I am convinced this is correct, but the answer is supposedly supposed to be:

$$f_{A,Net} = \frac{1}{2}f_{B,Net} \text{ and } f_{C,Net} = 0$$

which to me makes no sense. If the NET friction on C was zero, then that would be equivalent to saying there is no friction between blocks C and B which clearly is not true, else block C would accelerate with respect to block B (they would not 'stick' together).

Thoughts from the jury?

2. Oct 27, 2009

### PhanthomJay

Re: Friction

Yes, your comparison of net static friction forces is correct, which apparently the problem has asked for, but the solution seems to give not the net friction forces acting on each block, but rather, f_ab, f_bc, and F_floor on C (the latter of which is 0, frictionless), giving a right answer to a wrong question. But also remember that the staic friction force is not usually uN, but often, less than uN. But the comparison of friction forces works out ok, regardless.

3. Oct 28, 2009

Re: Friction

Yes, I thought that he might be giving the frictional forces in between surfaces only.

The problem is poorly worded in my opinion. You are correct that it is only mu*N when it is fMAX,static. How else could one make a comparison between fstatic? I am just curious.

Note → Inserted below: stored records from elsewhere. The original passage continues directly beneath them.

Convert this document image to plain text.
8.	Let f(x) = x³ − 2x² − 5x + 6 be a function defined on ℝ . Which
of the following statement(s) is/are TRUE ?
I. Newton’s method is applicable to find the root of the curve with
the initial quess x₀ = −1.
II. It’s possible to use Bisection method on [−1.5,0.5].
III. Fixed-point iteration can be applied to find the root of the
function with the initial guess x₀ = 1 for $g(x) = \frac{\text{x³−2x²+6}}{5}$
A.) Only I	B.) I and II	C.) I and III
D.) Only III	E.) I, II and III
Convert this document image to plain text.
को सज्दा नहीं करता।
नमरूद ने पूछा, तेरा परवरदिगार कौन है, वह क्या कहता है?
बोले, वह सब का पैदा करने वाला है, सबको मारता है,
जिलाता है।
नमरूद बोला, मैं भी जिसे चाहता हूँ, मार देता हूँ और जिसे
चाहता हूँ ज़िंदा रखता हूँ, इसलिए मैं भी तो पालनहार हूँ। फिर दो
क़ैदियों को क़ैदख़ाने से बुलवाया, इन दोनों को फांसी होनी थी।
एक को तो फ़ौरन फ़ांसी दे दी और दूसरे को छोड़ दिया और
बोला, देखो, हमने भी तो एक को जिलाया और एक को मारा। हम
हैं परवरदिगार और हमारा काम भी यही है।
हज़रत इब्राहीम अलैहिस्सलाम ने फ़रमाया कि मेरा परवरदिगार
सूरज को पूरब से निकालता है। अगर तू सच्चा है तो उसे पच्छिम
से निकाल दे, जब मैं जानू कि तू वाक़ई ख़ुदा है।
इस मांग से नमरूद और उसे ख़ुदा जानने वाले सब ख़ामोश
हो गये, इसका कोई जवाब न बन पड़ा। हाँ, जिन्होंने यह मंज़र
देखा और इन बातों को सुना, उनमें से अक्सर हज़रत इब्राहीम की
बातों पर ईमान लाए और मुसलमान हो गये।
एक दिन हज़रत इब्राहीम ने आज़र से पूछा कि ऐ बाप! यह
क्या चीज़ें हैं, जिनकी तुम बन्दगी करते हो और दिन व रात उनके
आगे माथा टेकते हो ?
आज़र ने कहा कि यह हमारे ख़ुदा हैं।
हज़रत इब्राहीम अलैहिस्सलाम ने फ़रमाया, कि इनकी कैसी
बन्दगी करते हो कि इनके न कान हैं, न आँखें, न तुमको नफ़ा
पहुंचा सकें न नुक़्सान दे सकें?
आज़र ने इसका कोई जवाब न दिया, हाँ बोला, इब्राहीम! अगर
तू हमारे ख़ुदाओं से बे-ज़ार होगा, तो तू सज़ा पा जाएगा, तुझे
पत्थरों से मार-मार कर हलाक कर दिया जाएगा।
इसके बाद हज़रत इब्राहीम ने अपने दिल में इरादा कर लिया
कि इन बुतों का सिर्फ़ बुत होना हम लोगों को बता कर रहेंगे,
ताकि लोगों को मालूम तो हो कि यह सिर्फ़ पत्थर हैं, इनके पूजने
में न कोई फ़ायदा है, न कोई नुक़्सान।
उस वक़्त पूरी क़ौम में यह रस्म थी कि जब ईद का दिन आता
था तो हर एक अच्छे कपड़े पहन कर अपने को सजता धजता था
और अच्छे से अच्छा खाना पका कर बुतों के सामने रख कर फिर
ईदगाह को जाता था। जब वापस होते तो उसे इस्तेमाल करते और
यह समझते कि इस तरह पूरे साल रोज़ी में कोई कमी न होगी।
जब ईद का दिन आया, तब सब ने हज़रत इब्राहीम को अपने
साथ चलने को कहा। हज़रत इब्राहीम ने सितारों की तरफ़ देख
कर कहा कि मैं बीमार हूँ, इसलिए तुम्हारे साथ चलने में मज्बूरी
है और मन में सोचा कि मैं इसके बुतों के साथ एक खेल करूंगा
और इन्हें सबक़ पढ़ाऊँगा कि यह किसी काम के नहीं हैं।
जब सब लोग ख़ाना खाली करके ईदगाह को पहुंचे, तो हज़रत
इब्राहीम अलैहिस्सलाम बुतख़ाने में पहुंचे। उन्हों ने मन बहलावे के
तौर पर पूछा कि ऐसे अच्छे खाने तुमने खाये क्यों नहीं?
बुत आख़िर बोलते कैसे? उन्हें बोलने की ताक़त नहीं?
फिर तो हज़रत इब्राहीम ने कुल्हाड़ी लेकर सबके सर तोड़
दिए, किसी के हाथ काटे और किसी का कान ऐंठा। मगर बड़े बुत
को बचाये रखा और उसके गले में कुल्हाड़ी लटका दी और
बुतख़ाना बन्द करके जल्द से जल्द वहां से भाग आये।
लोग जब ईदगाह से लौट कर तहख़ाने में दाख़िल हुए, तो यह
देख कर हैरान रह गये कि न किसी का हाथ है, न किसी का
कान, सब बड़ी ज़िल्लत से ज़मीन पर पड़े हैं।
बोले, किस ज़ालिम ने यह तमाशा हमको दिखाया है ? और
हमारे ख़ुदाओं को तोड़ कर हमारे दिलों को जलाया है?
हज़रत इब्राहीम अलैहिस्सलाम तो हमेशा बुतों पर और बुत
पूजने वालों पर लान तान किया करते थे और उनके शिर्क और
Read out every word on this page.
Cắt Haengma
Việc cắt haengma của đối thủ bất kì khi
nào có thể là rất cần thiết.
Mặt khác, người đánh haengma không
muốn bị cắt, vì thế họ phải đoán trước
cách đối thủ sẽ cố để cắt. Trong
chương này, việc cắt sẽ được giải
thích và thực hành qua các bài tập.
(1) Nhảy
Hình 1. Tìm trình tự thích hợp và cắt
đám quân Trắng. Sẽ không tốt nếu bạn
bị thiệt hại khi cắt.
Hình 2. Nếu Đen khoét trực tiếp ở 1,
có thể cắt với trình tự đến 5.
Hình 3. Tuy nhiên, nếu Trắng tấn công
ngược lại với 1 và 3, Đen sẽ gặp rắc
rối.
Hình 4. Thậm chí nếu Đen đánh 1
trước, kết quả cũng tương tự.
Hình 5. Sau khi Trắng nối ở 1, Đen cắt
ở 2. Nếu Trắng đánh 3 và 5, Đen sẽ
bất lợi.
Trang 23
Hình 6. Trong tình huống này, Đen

I am just wondering if there is some other technique that I may have missed?

4. Oct 28, 2009

### PhanthomJay

Re: Friction

Since the acceleration of all blocks are the same, you could try
f_ab = ma
f_bc -f_ab =ma

Which shows that the net friction force on the top and middle blocks are equal, and that since from the 2nd equation f_bc = ma + f_ab , then plugging eq. 1 into eq. 2, f_bc = 2f_ab. I don't like the problem wording, either.